Quiero vivir. Es lo que nos dicen
con sus tristes miradas los que nada tienen para llevarse a
la boca. Las estadísticas nos apuntan, para vergüenza de los
moradores del planeta de la abundancia, que el número de
personas con hambre en el mundo aumentó unos cincuenta
millones como resultado de los elevados precios de los
alimentos. El martirio del hambre exige avivar programas de
seguridad alimenticia mundial. Es necesario alabar el
esfuerzo ante las emergencias, causadas por catástrofes
naturales o por guerras; pero, asimismo también es de
justicia, implicarse más allá de una ayuda puntual para un
momento concreto. Sabemos que ninguna institución ni país
será capaz de resolver por si sola la crisis alimenticia. Es
un problema del mundo que el mundo unido ha de resolver.
Cuando la miseria y el hambre entran por la puerta de un
país, es que el amor de vecindad ha huido por la ventana y
el desarrollo solidario no ha pasado de ser un ropaje de
metáforas. Por ello, pienso que con urgencia hacen falta
expertos en humanidad para que humanicen lo deshumanizado
del astro vivo.
Vivir quiero. Porque la vida no se ha hecho para malgastarla
unos pocos privilegiados, sino para vivirla todos con todos.

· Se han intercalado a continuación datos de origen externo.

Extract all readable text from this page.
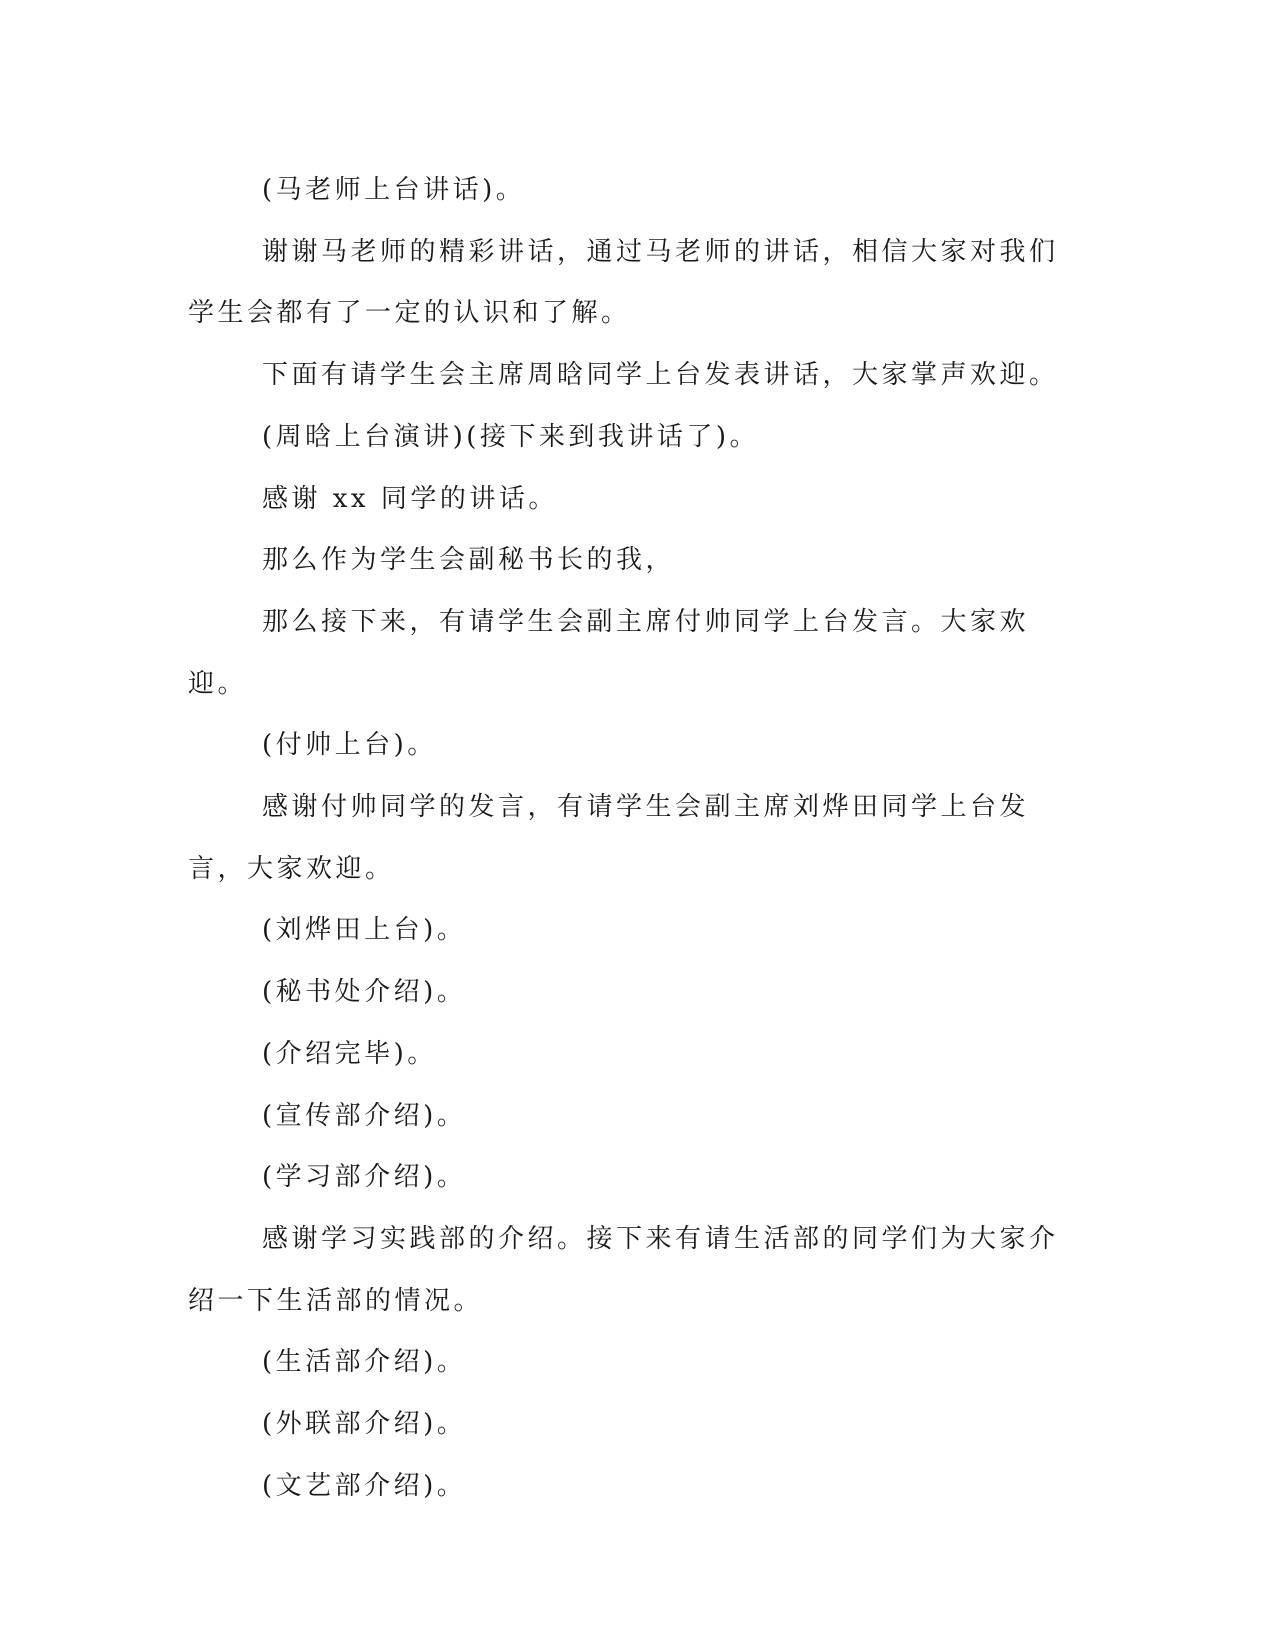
(马老师上台讲话)。

谢谢马老师的精彩讲话，通过马老师的讲话，相信大家对我们学生会都有了一定的认识和了解。

下面有请学生会主席周晗同学上台发表讲话，大家掌声欢迎。

(周晗上台演讲)(接下来到我讲话了)。

感谢 xx 同学的讲话。

那么作为学生会副秘书长的我，

那么接下来，有请学生会副主席付帅同学上台发言。大家欢迎。

(付帅上台)。

感谢付帅同学的发言，有请学生会副主席刘烨田同学上台发言，大家欢迎。

(刘烨田上台)。

(秘书处介绍)。

(介绍完毕)。

(宣传部介绍)。

(学习部介绍)。

感谢学习实践部的介绍。接下来有请生活部的同学们为大家介绍一下生活部的情况。

(生活部介绍)。

(外联部介绍)。

(文艺部介绍)。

Que el hambre y la malnutrición sigan escalando posiciones
en el planeta es el mayor escándalo y la mayor corrupción
contra el poema de la existencia. La campaña contra el
hambre debe ser diaria en el diario del vivir. El mundo
precisa una economía más solidaria, que no lo es para nada,
más bien camina degradada por la falta de justicia. La
primera injusticia es pensar que la miseria del mundo no
está a cargo nuestro, cuando si debe estarlo, sobre todo en
los países globalmente ricos. La soledad del que tiene
hambre y no encuentra, va dejando un rastro de lágrimas, que
debiera ponernos en movimiento en la búsqueda de la mayor
eficiencia en la gestión de los bienes terrenos; en una
mayor aplicación de la justicia social, exigida por la
destinación universal de los bienes.
Acciones recientes como la llevada a cabo por una treintena
de niños ciegos y explotados de Madagascar, dispuestos a que
les escuchemos este verano por toda España para dejar de ser
invisibles, gracias al buen hacer la ONG “Agua de Coco”, sin
duda merecen no ya solo nuestro incondicional apoyo, sino
entrar en sintonía con ellos, reflexionar con sus voces y
pensar que el camino de los derechos humanos es el
abecedario de todo caminante en el curso de la vida. Flacos
y más bajos de lo que corresponde a su edad, buscándonos en
su mirada, estos chavales, que si saben de hambre y
malnutrición, nos dan con su actuación la gran lección de
que una carencia grave y prolongada de alimentos provoca el
deterioro del organismo, apatía, pérdida del sentido social,
indiferencia y a veces incluso crueldad hacia los más
débiles, niños y ancianos en particular. Grupos enteros se
ven condenados a morir en la degradación. Ellos se han
salvado de momento, pero como los auténticos poetas en
guardia, levantan su voz y piden justicia.